La Macédoine se dirige vers des élections anticipées [FR]

Les membre du Parlement ont ignoré les avertissements lancés par les eurodéputés selon lesquels des élections anticipées menaceraient l’adhésion du pays à l’UE et ont décidé de dissoudre le Parlement ainsi que de fixer des élections au 1er juin 2008.

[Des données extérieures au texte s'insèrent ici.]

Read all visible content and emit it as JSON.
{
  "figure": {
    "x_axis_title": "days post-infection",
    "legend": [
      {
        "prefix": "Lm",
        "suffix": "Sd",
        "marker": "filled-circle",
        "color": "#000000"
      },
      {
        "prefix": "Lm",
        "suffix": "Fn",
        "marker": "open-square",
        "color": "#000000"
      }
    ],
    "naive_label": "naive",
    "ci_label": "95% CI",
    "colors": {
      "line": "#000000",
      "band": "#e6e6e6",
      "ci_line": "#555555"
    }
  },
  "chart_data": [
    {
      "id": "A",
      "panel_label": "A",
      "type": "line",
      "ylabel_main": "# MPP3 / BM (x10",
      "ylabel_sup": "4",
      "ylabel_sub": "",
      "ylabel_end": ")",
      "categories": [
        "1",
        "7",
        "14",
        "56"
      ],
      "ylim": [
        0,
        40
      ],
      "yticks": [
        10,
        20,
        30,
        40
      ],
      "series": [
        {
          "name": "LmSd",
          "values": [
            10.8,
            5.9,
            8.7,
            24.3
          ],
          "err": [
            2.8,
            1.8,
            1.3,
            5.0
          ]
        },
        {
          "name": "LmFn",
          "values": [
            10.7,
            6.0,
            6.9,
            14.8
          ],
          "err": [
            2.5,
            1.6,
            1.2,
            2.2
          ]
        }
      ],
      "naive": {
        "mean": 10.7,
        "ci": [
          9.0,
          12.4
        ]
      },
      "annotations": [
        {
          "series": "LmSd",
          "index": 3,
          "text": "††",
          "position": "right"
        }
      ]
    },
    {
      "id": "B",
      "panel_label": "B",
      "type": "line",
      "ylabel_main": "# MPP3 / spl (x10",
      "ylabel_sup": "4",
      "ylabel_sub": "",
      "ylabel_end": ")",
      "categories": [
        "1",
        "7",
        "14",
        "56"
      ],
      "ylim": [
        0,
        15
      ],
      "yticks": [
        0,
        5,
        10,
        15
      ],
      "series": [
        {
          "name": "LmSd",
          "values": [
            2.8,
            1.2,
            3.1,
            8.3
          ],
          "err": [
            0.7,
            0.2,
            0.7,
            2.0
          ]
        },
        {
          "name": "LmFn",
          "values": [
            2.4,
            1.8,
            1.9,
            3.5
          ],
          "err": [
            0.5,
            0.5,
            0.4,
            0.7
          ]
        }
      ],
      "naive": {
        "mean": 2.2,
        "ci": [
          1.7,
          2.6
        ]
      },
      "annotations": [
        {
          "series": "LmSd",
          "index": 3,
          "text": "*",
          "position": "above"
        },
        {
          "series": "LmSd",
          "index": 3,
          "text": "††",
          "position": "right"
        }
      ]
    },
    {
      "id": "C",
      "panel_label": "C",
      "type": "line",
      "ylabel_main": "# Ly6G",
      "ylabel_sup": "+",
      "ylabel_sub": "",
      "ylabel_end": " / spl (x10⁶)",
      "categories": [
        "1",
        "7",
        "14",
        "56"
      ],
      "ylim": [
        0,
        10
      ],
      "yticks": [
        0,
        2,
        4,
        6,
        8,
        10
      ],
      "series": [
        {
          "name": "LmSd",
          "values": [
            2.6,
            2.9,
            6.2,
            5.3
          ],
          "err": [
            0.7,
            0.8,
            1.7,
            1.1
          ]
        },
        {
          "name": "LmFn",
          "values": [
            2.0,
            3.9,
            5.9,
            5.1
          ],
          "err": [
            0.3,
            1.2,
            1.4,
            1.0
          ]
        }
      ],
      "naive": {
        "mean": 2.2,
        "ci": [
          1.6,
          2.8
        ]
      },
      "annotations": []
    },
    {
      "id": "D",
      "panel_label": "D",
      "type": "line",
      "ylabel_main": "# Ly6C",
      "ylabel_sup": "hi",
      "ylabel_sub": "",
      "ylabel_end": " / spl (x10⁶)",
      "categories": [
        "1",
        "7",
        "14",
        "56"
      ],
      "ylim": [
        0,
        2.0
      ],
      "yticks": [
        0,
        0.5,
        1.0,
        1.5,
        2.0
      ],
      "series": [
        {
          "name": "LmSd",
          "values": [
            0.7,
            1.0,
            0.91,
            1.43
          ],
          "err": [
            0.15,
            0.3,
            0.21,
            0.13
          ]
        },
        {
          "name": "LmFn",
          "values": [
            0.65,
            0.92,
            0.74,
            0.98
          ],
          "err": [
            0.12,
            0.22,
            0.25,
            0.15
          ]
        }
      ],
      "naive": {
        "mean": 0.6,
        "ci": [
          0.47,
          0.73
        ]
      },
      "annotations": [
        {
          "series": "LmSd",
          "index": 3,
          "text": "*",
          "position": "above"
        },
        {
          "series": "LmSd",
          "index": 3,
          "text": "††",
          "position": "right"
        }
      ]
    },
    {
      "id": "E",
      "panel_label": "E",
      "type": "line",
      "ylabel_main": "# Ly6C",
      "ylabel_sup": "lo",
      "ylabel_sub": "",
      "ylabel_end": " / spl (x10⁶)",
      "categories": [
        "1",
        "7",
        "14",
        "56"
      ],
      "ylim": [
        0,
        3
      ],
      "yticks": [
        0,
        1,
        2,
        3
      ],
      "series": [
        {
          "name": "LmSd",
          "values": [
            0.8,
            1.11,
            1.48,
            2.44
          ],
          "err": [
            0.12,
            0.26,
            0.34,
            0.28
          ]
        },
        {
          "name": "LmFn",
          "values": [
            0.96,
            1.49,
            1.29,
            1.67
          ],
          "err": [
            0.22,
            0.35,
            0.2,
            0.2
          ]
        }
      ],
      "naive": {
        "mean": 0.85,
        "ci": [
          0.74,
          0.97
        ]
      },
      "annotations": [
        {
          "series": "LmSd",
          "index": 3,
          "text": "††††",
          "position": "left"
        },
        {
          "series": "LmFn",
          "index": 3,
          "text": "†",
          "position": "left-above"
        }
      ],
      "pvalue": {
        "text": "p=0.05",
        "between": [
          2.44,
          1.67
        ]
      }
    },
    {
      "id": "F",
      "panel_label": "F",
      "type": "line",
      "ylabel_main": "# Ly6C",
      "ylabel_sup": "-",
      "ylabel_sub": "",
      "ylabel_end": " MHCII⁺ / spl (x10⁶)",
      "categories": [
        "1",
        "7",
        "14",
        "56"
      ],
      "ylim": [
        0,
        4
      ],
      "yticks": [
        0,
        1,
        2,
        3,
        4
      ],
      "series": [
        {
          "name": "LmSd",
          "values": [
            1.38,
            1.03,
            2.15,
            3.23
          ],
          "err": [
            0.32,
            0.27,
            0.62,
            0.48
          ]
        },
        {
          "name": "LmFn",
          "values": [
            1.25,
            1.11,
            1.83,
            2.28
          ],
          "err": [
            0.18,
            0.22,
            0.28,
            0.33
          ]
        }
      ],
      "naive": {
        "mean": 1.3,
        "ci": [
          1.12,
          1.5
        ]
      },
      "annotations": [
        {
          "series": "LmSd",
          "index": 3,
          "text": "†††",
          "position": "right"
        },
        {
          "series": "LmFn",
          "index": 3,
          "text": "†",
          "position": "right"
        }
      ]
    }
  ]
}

Le gouvernement du petit pays a été dans l’impasse pendant plusieurs mois maintenant concernant les plans visant à réformer et à faire valoir les droits de la minorité ethnique albanaise. Cependant la crise politique s’est intensifiée la semaine dernière suite au veto de la Grèce pour l’adhésion de la Macédoine à l’OTAN lors du sommet de l’alliance à Bucarest (EURACTIV 04/04/08). 

Samedi dernier (12 avril), une petite majorité de législateurs macédoniens a soutenu l’intention du principal parti de l’opposition albanaise, l’Union démocratique de l’intégration (DUI) de dissoudre le Parlement et d’organiser des élections anticipées.

Soixante-dix députés sur 120 ont appuyé la proposition dont ceux des partis centre-droit, dans la coalition au pouvoir (VMRO-DPMNE), et le Parti démocratique des albanais. L’opposition sociale démocrate (SDSM) et les libéraux démocrates se sont opposés à des élections anticipées et ont quitté l’assemblée en signe de protestation.

Le Premier ministre de la Macédoine et le dirigeant du VMRO-DPMNE, Nikola Gruevski, ont expliqué qu’en tenant des élections anticipées ils voulaient obtenir un second mandat plus solide.

Cependant, les eurodéputés ont déconseillé cette intention. Par la voie de deux de ses vice-présidents, Jan Marinus Wiersma et Hannes Swoboda, le Groupe socialiste (PSE), fort de ses 215 élus, ont averti que si la crise devait déboucher sur la dissolution de l’Assemblée, il serait presque impossible de s’assurer que les critères fixés par la Commission européenne seraient respectés. Il serait d’autant plus difficile pour le Conseil d’arrêter une date, d’ici la fin de l’année, pour l’ouverture de négociations (relatives à l’adhésion).

Ils ont ajouté qu’ « Une crise gouvernementale impliquerait également que les pourparlers avec la Grèce sur la future dénomination du pays seraient suspendus. Athènes insiste sur le fait que son voisin change son nom vu que la Macédoine est également le nom d’une province plus au nord de la Grèce.

Ljubisa Georgievski, le porte-parole du Parlement à Skopje, a rejeté les mises en garde en déclarant que les élections anticipées ne créeraient pas de revers.

Néanmoins, la semaine dernière, le Parlement européen a repoussé un vote sur l’état de situation de la Macédoine en vue de son adhésion à l’UE en raison de l’insistance des eurodéputés grecs sur la suppression d’une phrase selon laquelle Athènes ne devrait pas bloquer l’adhésion de la Macédoine à des organisations internationales.

Pendant le débat, Olli Rehn, le commissaire européen en charge de l’Elargissement, a prié les forces politiques en Grèce de se concentrer sur les réformes plutôt que sur le différend relatif au nom entre Athènes et Skopje.

Selon le quotidien grec Ta Nea, la possible réélection de M. Gruevski ne serait pas du tout dans l’intérêt d’Athènes. La Grèce préfère en général le parti SDSM car elle se sent plus proche de leurs idées politiques.